Por: Mariela Arvayo
Cananea, Sonora, a 28 de agosto de 2026.- El regreso a clases ya está a la vuelta de la esquina, y para que no te ganen las prisas y el estrés ante los cambios que se deben generar en la dinámica familiar después del período vacacional, te compartimos unas útiles sugerencias para recuperar tu rutina al regresar a las actividades escolares.
La maestra Maribel Vásquez Morales, directora del Colegio Bicultural de las Américas, con amplia experiencia como docente, pero también como madre de familia, sugirió 10 puntos para aplicar ante el próximo inicio del ciclo escolar:
- Empiecen a ajustar los horarios desde unos días antes, no esperen al primer día de clases para cambiar la hora de dormir y despertar. Adelanten gradualmente la hora de acostarse y levántense un poco más temprano cada día.

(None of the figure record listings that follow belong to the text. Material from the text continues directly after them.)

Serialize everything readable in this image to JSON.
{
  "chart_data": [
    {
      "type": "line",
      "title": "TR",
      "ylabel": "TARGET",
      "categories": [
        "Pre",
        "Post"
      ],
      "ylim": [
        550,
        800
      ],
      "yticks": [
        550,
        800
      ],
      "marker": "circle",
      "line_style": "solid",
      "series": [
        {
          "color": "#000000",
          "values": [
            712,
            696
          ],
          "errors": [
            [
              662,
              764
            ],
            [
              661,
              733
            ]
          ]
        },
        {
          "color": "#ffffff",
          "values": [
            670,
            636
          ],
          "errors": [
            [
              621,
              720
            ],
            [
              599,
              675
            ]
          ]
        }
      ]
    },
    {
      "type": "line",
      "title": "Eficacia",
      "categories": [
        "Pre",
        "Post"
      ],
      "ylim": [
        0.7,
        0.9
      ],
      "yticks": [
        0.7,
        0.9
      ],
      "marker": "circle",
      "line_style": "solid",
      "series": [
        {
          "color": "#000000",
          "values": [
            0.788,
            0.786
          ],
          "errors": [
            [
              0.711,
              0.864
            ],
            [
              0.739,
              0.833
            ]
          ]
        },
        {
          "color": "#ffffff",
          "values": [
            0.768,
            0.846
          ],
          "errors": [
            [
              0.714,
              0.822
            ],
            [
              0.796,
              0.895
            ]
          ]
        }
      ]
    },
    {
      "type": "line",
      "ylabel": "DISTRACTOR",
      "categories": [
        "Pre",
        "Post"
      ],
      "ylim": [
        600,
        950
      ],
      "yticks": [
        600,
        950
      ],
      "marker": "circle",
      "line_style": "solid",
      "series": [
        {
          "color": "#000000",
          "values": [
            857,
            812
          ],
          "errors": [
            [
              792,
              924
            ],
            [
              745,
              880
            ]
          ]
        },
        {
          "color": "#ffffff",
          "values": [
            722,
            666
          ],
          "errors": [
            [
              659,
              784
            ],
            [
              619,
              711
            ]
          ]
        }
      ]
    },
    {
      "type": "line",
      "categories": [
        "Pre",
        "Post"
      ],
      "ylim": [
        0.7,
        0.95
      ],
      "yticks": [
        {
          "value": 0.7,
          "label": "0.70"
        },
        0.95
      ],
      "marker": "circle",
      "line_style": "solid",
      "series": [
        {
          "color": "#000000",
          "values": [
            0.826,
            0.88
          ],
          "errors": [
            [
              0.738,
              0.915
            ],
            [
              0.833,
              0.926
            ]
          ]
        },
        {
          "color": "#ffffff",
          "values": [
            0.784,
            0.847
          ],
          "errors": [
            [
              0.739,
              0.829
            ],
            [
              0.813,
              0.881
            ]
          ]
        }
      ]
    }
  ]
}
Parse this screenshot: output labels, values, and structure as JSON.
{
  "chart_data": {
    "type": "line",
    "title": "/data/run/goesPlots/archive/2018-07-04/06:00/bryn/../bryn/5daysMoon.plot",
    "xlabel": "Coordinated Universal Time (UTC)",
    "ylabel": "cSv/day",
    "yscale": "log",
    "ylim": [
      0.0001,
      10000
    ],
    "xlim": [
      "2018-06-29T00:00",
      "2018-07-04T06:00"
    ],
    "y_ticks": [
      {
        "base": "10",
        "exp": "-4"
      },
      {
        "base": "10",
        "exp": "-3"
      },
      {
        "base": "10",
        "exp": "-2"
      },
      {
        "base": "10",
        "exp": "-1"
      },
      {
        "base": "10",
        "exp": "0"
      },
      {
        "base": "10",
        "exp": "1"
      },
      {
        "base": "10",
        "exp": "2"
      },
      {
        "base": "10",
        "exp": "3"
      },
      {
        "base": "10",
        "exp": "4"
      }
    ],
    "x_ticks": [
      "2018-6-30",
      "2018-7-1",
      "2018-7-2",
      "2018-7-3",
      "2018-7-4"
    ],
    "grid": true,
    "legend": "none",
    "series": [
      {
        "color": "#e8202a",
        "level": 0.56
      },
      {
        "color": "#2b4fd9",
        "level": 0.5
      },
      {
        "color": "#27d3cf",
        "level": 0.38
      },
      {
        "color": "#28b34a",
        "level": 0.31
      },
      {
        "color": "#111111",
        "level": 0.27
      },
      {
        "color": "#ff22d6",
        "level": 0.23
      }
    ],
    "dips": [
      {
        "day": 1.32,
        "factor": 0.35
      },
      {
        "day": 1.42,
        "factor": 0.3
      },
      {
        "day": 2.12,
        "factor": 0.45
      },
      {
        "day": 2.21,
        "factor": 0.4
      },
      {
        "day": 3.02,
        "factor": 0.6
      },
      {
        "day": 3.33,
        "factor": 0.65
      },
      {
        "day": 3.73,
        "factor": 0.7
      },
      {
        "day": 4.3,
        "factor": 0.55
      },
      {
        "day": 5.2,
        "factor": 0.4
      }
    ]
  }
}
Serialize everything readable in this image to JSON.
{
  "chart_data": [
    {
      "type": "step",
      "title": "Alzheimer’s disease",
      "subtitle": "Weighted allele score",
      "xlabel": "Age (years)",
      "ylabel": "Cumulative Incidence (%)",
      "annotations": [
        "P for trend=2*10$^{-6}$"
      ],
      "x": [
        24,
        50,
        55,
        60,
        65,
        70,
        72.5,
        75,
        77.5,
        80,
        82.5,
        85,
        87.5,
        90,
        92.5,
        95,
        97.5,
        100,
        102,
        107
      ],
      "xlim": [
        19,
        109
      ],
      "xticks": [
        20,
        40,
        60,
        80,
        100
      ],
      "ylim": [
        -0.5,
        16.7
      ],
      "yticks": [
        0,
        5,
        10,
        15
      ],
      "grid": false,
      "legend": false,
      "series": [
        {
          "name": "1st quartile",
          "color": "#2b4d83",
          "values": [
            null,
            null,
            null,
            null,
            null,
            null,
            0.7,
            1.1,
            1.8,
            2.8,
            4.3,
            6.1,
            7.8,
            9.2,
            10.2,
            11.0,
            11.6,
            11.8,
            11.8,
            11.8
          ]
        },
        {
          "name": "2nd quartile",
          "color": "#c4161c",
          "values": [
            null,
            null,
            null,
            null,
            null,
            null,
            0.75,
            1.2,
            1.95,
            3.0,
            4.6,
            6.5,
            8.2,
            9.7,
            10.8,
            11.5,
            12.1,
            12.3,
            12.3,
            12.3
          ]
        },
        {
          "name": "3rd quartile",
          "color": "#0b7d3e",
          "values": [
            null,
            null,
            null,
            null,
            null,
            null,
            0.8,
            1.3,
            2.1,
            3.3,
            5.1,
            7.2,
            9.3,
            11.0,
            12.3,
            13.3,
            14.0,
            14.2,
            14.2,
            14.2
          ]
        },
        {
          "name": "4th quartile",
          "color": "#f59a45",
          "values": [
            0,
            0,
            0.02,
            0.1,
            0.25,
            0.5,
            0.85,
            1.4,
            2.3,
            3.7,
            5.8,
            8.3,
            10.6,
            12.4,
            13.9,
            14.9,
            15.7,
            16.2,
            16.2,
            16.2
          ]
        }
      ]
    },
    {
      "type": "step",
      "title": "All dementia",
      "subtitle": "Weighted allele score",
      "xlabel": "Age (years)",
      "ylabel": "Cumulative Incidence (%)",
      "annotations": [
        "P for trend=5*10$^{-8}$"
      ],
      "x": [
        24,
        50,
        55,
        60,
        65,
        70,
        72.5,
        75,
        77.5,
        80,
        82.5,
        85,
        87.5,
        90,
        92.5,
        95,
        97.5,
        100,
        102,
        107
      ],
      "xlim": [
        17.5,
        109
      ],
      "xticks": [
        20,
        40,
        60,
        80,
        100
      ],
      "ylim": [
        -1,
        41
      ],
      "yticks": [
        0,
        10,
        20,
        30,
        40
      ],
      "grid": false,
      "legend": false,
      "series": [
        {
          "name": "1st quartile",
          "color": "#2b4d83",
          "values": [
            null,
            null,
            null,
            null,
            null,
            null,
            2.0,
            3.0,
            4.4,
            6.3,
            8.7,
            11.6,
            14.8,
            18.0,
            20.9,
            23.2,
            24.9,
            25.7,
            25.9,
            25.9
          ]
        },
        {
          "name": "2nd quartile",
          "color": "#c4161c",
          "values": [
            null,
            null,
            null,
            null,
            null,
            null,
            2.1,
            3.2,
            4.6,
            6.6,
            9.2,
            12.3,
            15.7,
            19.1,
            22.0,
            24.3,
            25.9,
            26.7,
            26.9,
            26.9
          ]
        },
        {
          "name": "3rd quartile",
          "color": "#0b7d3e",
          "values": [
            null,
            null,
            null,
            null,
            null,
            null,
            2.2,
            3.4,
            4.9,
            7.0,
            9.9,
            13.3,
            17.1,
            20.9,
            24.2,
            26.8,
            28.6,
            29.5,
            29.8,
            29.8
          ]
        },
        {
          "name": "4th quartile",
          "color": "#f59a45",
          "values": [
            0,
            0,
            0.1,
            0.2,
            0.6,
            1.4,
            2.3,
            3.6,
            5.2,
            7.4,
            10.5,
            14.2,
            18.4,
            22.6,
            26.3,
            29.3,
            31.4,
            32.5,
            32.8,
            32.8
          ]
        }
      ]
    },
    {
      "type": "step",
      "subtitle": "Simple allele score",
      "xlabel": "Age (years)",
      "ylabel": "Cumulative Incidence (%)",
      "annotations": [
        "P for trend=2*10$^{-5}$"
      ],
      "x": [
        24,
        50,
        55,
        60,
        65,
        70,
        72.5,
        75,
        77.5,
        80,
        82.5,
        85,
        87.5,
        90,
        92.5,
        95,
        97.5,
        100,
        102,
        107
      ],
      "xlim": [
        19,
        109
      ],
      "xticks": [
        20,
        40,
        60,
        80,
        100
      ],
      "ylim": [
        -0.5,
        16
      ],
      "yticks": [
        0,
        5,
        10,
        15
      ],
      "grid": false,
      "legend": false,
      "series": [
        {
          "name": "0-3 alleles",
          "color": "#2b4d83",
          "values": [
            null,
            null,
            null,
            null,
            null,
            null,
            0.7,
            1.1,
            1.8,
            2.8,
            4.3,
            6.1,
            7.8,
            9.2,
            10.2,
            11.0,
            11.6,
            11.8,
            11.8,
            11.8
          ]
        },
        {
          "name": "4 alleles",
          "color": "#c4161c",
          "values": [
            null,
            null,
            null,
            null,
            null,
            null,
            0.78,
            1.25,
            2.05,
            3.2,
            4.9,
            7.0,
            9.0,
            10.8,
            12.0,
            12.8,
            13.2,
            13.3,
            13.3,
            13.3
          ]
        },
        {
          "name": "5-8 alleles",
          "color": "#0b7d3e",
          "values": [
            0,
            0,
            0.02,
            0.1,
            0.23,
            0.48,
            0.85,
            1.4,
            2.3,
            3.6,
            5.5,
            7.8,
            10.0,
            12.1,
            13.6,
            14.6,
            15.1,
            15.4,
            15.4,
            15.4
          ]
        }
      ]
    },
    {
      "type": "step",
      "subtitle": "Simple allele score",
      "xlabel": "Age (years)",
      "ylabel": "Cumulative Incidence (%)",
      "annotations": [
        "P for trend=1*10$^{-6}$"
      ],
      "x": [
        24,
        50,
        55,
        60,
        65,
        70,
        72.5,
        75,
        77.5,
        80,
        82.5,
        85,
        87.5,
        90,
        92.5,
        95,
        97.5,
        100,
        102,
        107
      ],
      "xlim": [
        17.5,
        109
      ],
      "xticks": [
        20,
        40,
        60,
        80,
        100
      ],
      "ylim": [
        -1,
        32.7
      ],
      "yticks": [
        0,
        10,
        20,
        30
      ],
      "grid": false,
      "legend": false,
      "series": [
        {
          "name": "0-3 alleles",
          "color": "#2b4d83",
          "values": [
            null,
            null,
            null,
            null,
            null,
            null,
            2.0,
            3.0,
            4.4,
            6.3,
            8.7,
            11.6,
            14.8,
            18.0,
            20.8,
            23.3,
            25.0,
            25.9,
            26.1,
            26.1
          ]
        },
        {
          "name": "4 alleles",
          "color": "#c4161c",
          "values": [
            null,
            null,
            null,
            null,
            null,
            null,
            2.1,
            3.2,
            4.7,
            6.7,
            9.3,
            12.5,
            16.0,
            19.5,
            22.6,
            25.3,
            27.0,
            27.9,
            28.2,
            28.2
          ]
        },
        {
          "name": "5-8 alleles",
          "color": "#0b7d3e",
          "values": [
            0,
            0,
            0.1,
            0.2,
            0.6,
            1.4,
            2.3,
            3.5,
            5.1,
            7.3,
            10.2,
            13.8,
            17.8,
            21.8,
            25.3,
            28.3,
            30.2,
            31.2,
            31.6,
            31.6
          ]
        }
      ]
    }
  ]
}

- Recuperen una buena rutina de sueño. Dormir bien influye directamente en el estado de ánimo, la concentración y el aprendizaje. Establezcan una hora para dormir y procuren mantenerla incluso los fines de semana.
- Organicen juntos la mañana. Preparar desde la noche anterior uniforme, mochila, zapatos, lonchera y todo lo necesario evitará las prisas y discusiones al comenzar el día.
- Hagan un calendario familiar. Coloquen en un lugar visible las actividades escolares, tareas, entrenamientos, clases extracurriculares, citas y compromisos familiares. Esto ayuda a que todos sepan qué viene y evita saturar la agenda.
- No llenen cada minuto de actividades. Después de la escuela también necesitan tiempo para descansar, jugar, convivir y simplemente no hacer nada. Una agenda demasiado llena puede generar cansancio y estrés.
- Establezcan un horario para tareas. Busquen un momento fijo, en un espacio tranquilo y con pocas distracciones. No se trata de estar encima de ellos todo el tiempo, sino de enseñarles a organizarse y asumir responsabilidades.
- Regulen nuevamente el uso de pantallas. Durante las vacaciones los horarios suelen relajarse. Retomen límites claros, especialmente antes de dormir y durante el tiempo destinado a tareas, comidas y convivencia familiar.
- Involucren a sus hijos en la organización. Pregúntenles: “¿Qué crees que necesitamos preparar para que tus mañanas sean más fáciles?” Darles participación fomenta autonomía y responsabilidad.
- Hablen sobre el regreso a clases. Pregunten cómo se sienten, qué esperan del nuevo ciclo y si hay algo que les preocupe. En adolescentes, una conversación tranquila puede ser mucho más efectiva que una larga lista de instrucciones.
- Eviten comenzar con presión y perfeccionismo. Los primeros días son para volver a encontrar el ritmo. Habrá olvidos, cansancio y pequeños tropiezos. Lo importante es acompañarlos, corregir y volver a intentarlo.
La maestra resaltó que la idea clave es recordar que la rutina no significa rigidez, sino que permite que los niños y adolescentes sepan qué esperar, tengan responsabilidades claras y, al mismo tiempo, cuenten con espacios para descansar, divertirse y convivir, para que todos tengan un ¡Feliz regreso a clases!